I’m blessed to have a great relationship with my father-in-law whose shared many pearls of wisdom during our 16-year work and family relationship. A lot of ground has been covered over that time, but one of my favorite sayings of his was on being an executive. He said, “Be who you are because they didn’t hire you to be someone else.” This ultimately helped me get over my insecurities of managing a $1 million plus budget and staff of 20 for the first time as an inexperienced executive at the age of 25.
Two years later, I was awarded consecutive Congressional Champion Awards and grew our organization’s budget to $3.5 million with a staff of 35. To this day, I attribute much of that success to being comfortable in my own skin. His second jewel was related to managing the ups and downs of marriage. He said, “Men and women aren’t disappointed [with] what they find, they’re disappointed by what they expect to find—so adjust your expectations.”

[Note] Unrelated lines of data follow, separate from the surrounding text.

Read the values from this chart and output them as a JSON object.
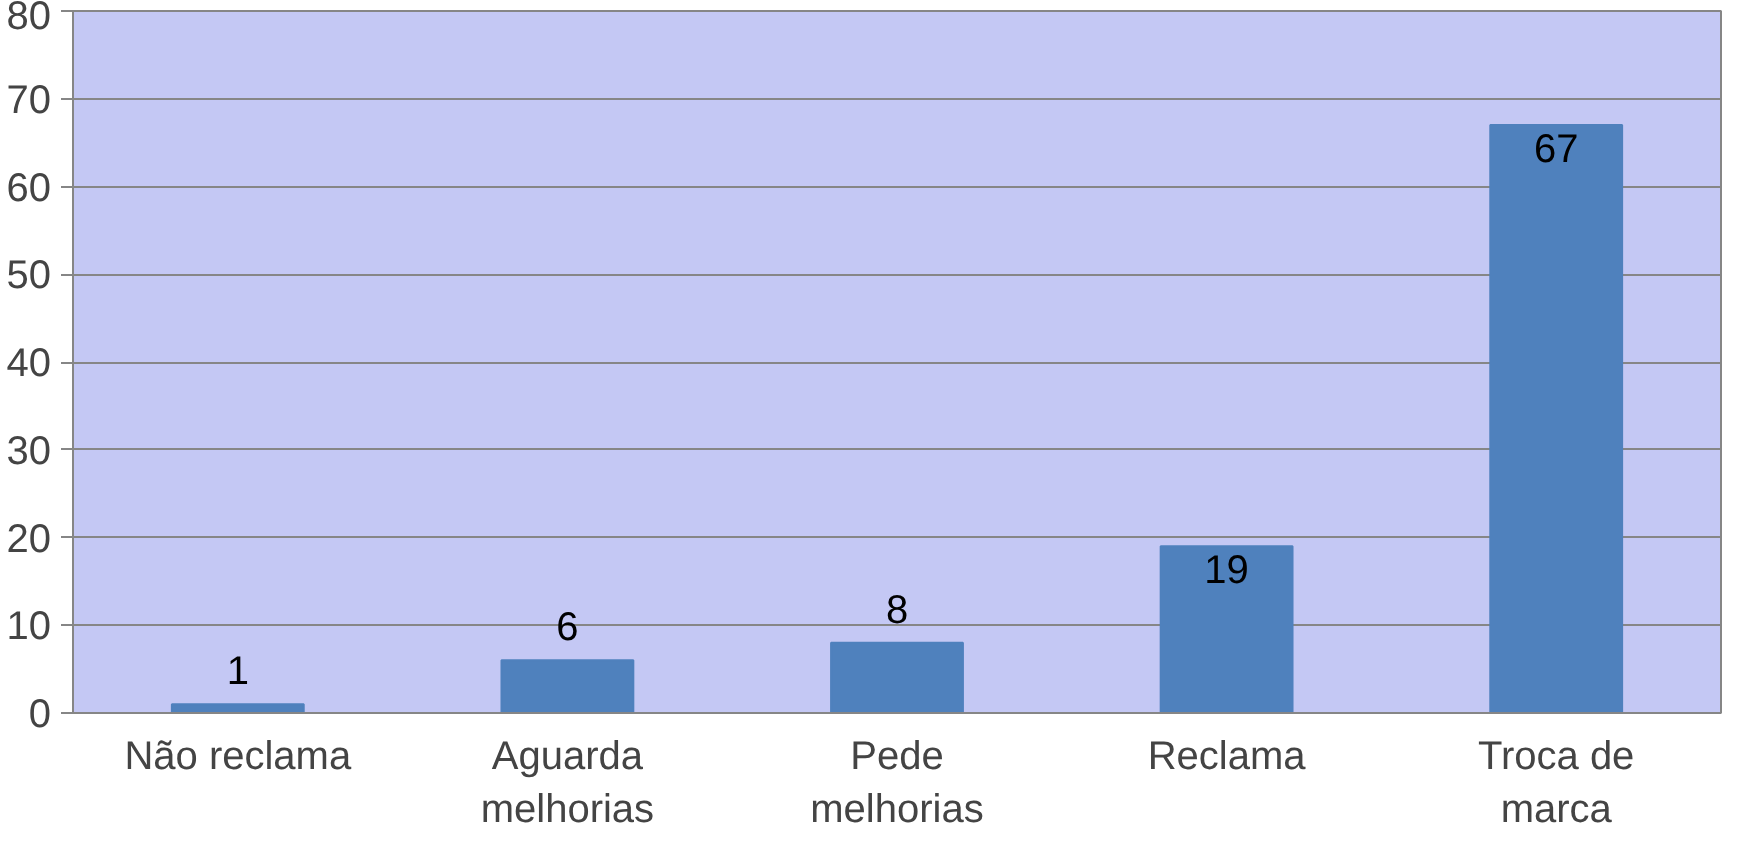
{
  "chart_data": {
    "type": "bar",
    "categories": [
      "Não reclama",
      "Aguarda melhorias",
      "Pede melhorias",
      "Reclama",
      "Troca de marca"
    ],
    "values": [
      1,
      6,
      8,
      19,
      67
    ],
    "color": "#4f81bd",
    "ylim": [
      0,
      80
    ],
    "yticks": [
      0,
      10,
      20,
      30,
      40,
      50,
      60,
      70,
      80
    ],
    "grid": "y",
    "data_labels": true
  }
}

What is some advice you have for other men who want to make a difference?
My advice for men looking to make a difference but aren’t quite sure how, is to first understand this principle—You reap what you sow, not necessarily where you sow. Instead of focusing on the what you do or where you do it, rather focus on the ‘why’ and spirit in which you do it; you eventually will be lead to the right opportunity.

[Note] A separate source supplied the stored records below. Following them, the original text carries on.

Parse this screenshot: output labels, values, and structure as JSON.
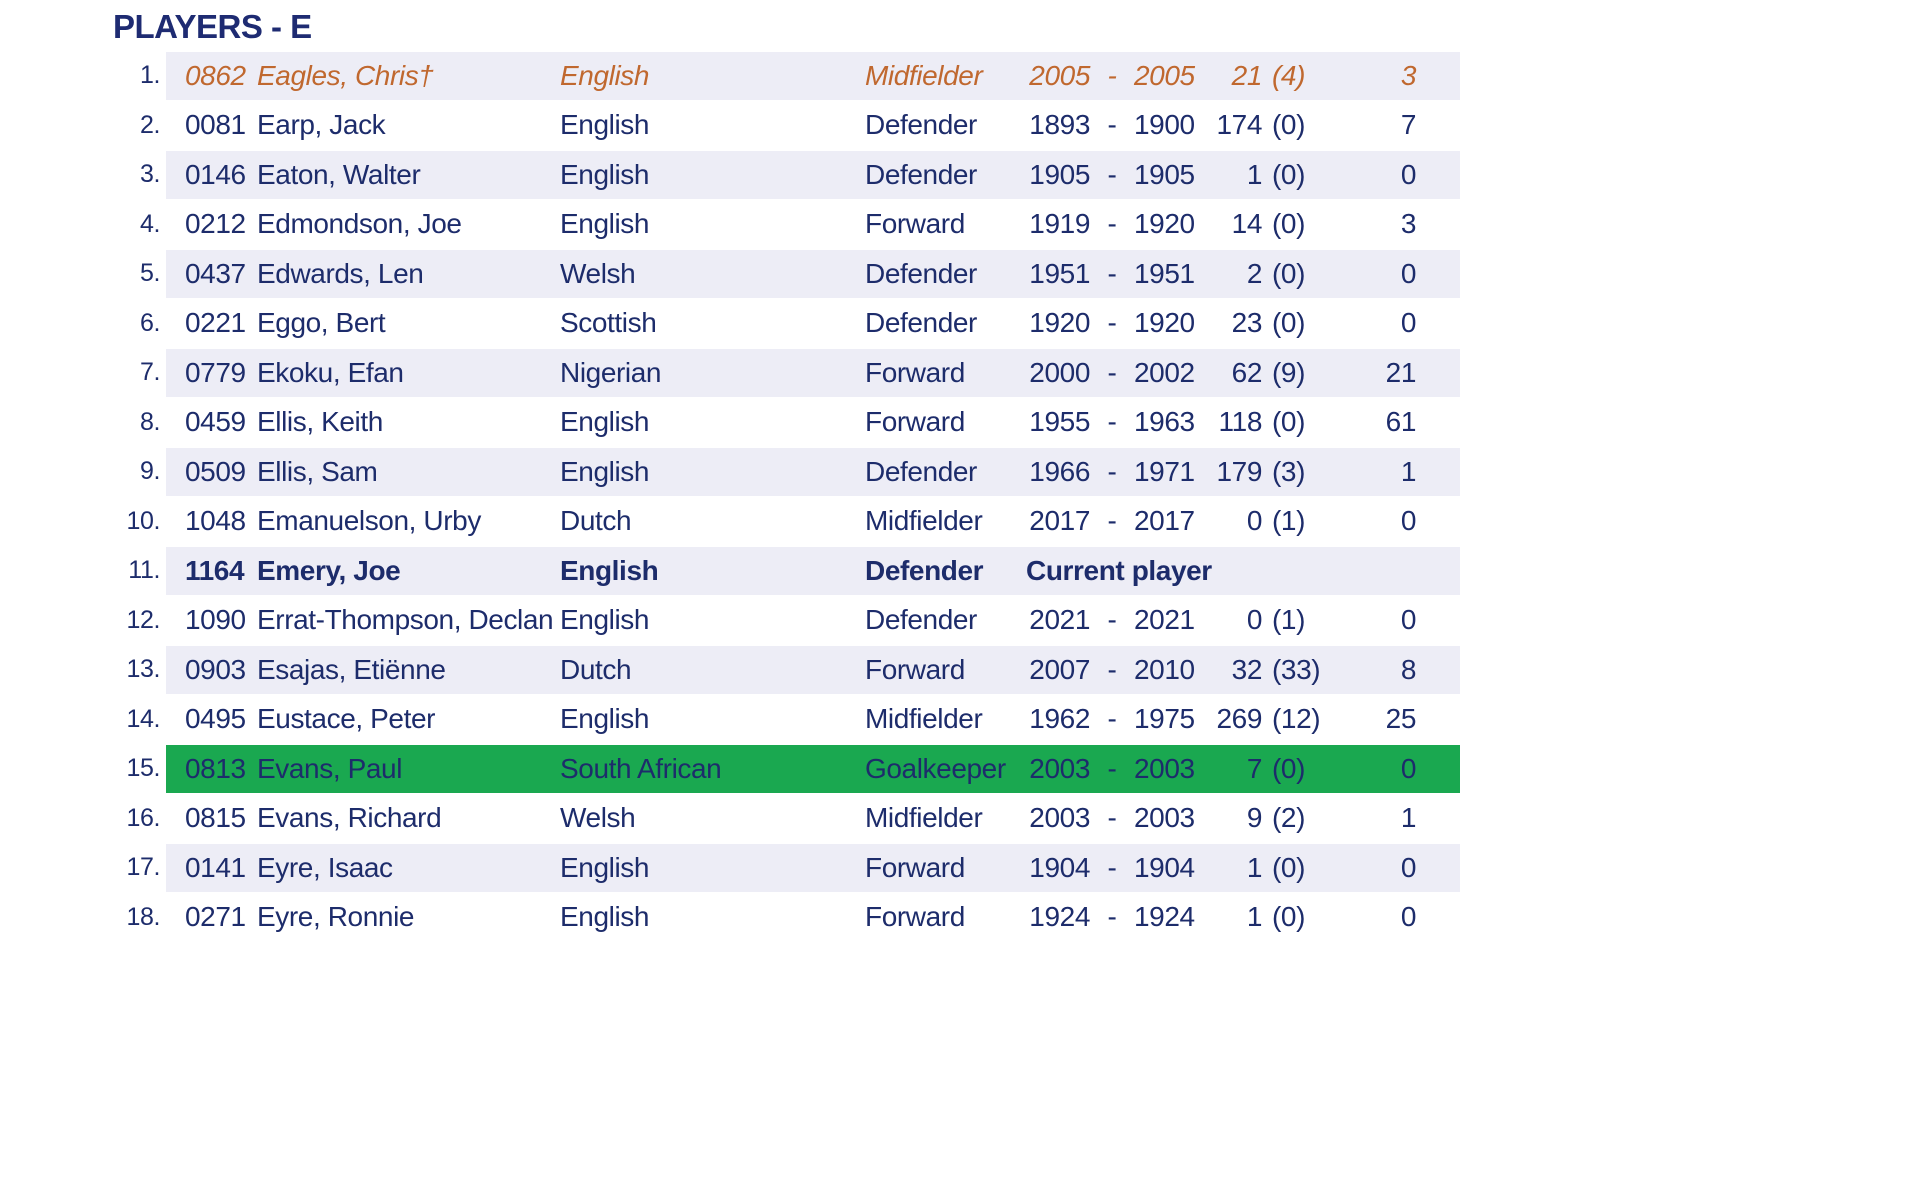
{
  "page": {
    "title": "PLAYERS - E"
  },
  "colors": {
    "title_navy": "#1e2b72",
    "text_navy": "#1d2c6b",
    "former_orange": "#c0682f",
    "row_alt_lavender": "#ededf6",
    "highlight_green": "#1aa850"
  },
  "table": {
    "year_separator": "-",
    "rows": [
      {
        "num": "1.",
        "id": "0862",
        "name": "Eagles, Chris†",
        "nationality": "English",
        "position": "Midfielder",
        "year_from": "2005",
        "year_to": "2005",
        "apps": "21",
        "apps_sub": "(4)",
        "goals": "3",
        "style": "former"
      },
      {
        "num": "2.",
        "id": "0081",
        "name": "Earp, Jack",
        "nationality": "English",
        "position": "Defender",
        "year_from": "1893",
        "year_to": "1900",
        "apps": "174",
        "apps_sub": "(0)",
        "goals": "7"
      },
      {
        "num": "3.",
        "id": "0146",
        "name": "Eaton, Walter",
        "nationality": "English",
        "position": "Defender",
        "year_from": "1905",
        "year_to": "1905",
        "apps": "1",
        "apps_sub": "(0)",
        "goals": "0"
      },
      {
        "num": "4.",
        "id": "0212",
        "name": "Edmondson, Joe",
        "nationality": "English",
        "position": "Forward",
        "year_from": "1919",
        "year_to": "1920",
        "apps": "14",
        "apps_sub": "(0)",
        "goals": "3"
      },
      {
        "num": "5.",
        "id": "0437",
        "name": "Edwards, Len",
        "nationality": "Welsh",
        "position": "Defender",
        "year_from": "1951",
        "year_to": "1951",
        "apps": "2",
        "apps_sub": "(0)",
        "goals": "0"
      },
      {
        "num": "6.",
        "id": "0221",
        "name": "Eggo, Bert",
        "nationality": "Scottish",
        "position": "Defender",
        "year_from": "1920",
        "year_to": "1920",
        "apps": "23",
        "apps_sub": "(0)",
        "goals": "0"
      },
      {
        "num": "7.",
        "id": "0779",
        "name": "Ekoku, Efan",
        "nationality": "Nigerian",
        "position": "Forward",
        "year_from": "2000",
        "year_to": "2002",
        "apps": "62",
        "apps_sub": "(9)",
        "goals": "21"
      },
      {
        "num": "8.",
        "id": "0459",
        "name": "Ellis, Keith",
        "nationality": "English",
        "position": "Forward",
        "year_from": "1955",
        "year_to": "1963",
        "apps": "118",
        "apps_sub": "(0)",
        "goals": "61"
      },
      {
        "num": "9.",
        "id": "0509",
        "name": "Ellis, Sam",
        "nationality": "English",
        "position": "Defender",
        "year_from": "1966",
        "year_to": "1971",
        "apps": "179",
        "apps_sub": "(3)",
        "goals": "1"
      },
      {
        "num": "10.",
        "id": "1048",
        "name": "Emanuelson, Urby",
        "nationality": "Dutch",
        "position": "Midfielder",
        "year_from": "2017",
        "year_to": "2017",
        "apps": "0",
        "apps_sub": "(1)",
        "goals": "0"
      },
      {
        "num": "11.",
        "id": "1164",
        "name": "Emery, Joe",
        "nationality": "English",
        "position": "Defender",
        "status": "Current player",
        "style": "current"
      },
      {
        "num": "12.",
        "id": "1090",
        "name": "Errat-Thompson, Declan",
        "nationality": "English",
        "position": "Defender",
        "year_from": "2021",
        "year_to": "2021",
        "apps": "0",
        "apps_sub": "(1)",
        "goals": "0"
      },
      {
        "num": "13.",
        "id": "0903",
        "name": "Esajas, Etiënne",
        "nationality": "Dutch",
        "position": "Forward",
        "year_from": "2007",
        "year_to": "2010",
        "apps": "32",
        "apps_sub": "(33)",
        "goals": "8"
      },
      {
        "num": "14.",
        "id": "0495",
        "name": "Eustace, Peter",
        "nationality": "English",
        "position": "Midfielder",
        "year_from": "1962",
        "year_to": "1975",
        "apps": "269",
        "apps_sub": "(12)",
        "goals": "25"
      },
      {
        "num": "15.",
        "id": "0813",
        "name": "Evans, Paul",
        "nationality": "South African",
        "position": "Goalkeeper",
        "year_from": "2003",
        "year_to": "2003",
        "apps": "7",
        "apps_sub": "(0)",
        "goals": "0",
        "style": "highlight"
      },
      {
        "num": "16.",
        "id": "0815",
        "name": "Evans, Richard",
        "nationality": "Welsh",
        "position": "Midfielder",
        "year_from": "2003",
        "year_to": "2003",
        "apps": "9",
        "apps_sub": "(2)",
        "goals": "1"
      },
      {
        "num": "17.",
        "id": "0141",
        "name": "Eyre, Isaac",
        "nationality": "English",
        "position": "Forward",
        "year_from": "1904",
        "year_to": "1904",
        "apps": "1",
        "apps_sub": "(0)",
        "goals": "0"
      },
      {
        "num": "18.",
        "id": "0271",
        "name": "Eyre, Ronnie",
        "nationality": "English",
        "position": "Forward",
        "year_from": "1924",
        "year_to": "1924",
        "apps": "1",
        "apps_sub": "(0)",
        "goals": "0"
      }
    ]
  }
}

How do you prep for an important business meeting and/or event?
Improvisation is made possible through some form of preparation. Aside from doing my homework, which consists of the typical Google or LinkedIn search, I’m a painter at heart so I’ll always try to visualize or project how the meeting might work in my mind before I get there. I also try to cement the 2-3 things I want to take-away from the meeting so that even though I might be forced to ‘free-style’ at some point, I won’t get too far away from what those intended takeaways should be.
As a busy Modern Man, how do you unwind on vacation?
My best vacations are returning home to my parent’s country of origin in Barbados, West Indies. Within the first hour of landing on the island I make a beeline for Brown’s Beach, which is a few blocks from my mother’s home. Once I’m there, I float on the crystal blue sea water and take it all in, then I’ll check in with my wife and kids who are probably still at the airport.
If you could travel and stay anywhere in the world, where would it be and why?
I am looking forward to traveling to Hong Kong and mainland China in the near future. We have many business contacts there and they are building emerging eco-systems to support entrepreneurship and innovation, so that’s where I want to be.
Anything else you’d like to say?
In 1999, I earned a master’s degree with a gallery exhibition and thesis on the subject of the black male image as represented in the history of art and media. My research highlighted the efforts of overt racism and institutional bigotry to consistently denigrate and dehumanize our image from the release of the first ever motion picture Birth of A Nation to the early Looney Tunes entertainment I consumed as a child.
Fast forward to the present and I’m proud to say my son not only has a consistent role model in his Dad, but that he lives in a time where we’ve witnessed a black man ascend to the nation’s highest office. That’s important. It’s one thing to be told you’re a giant and a descendant of kings, but it’s another to see it represented before you, because its not only natural to emulate the images that we see, but given enough exposure to those images—whether positive or negative—you’ll eventually believe them.
As follows, I’d like to express my great gratitude to Black Enterprise for bestowing me with the BEMM 100 Men of Distinction Program honor! You have truly showcased men of color in their best light, but more importantly, you have given my son and I the gift of sharing this moment together. I know he will be positively impacted by seeing his Daddy recognized in this special way.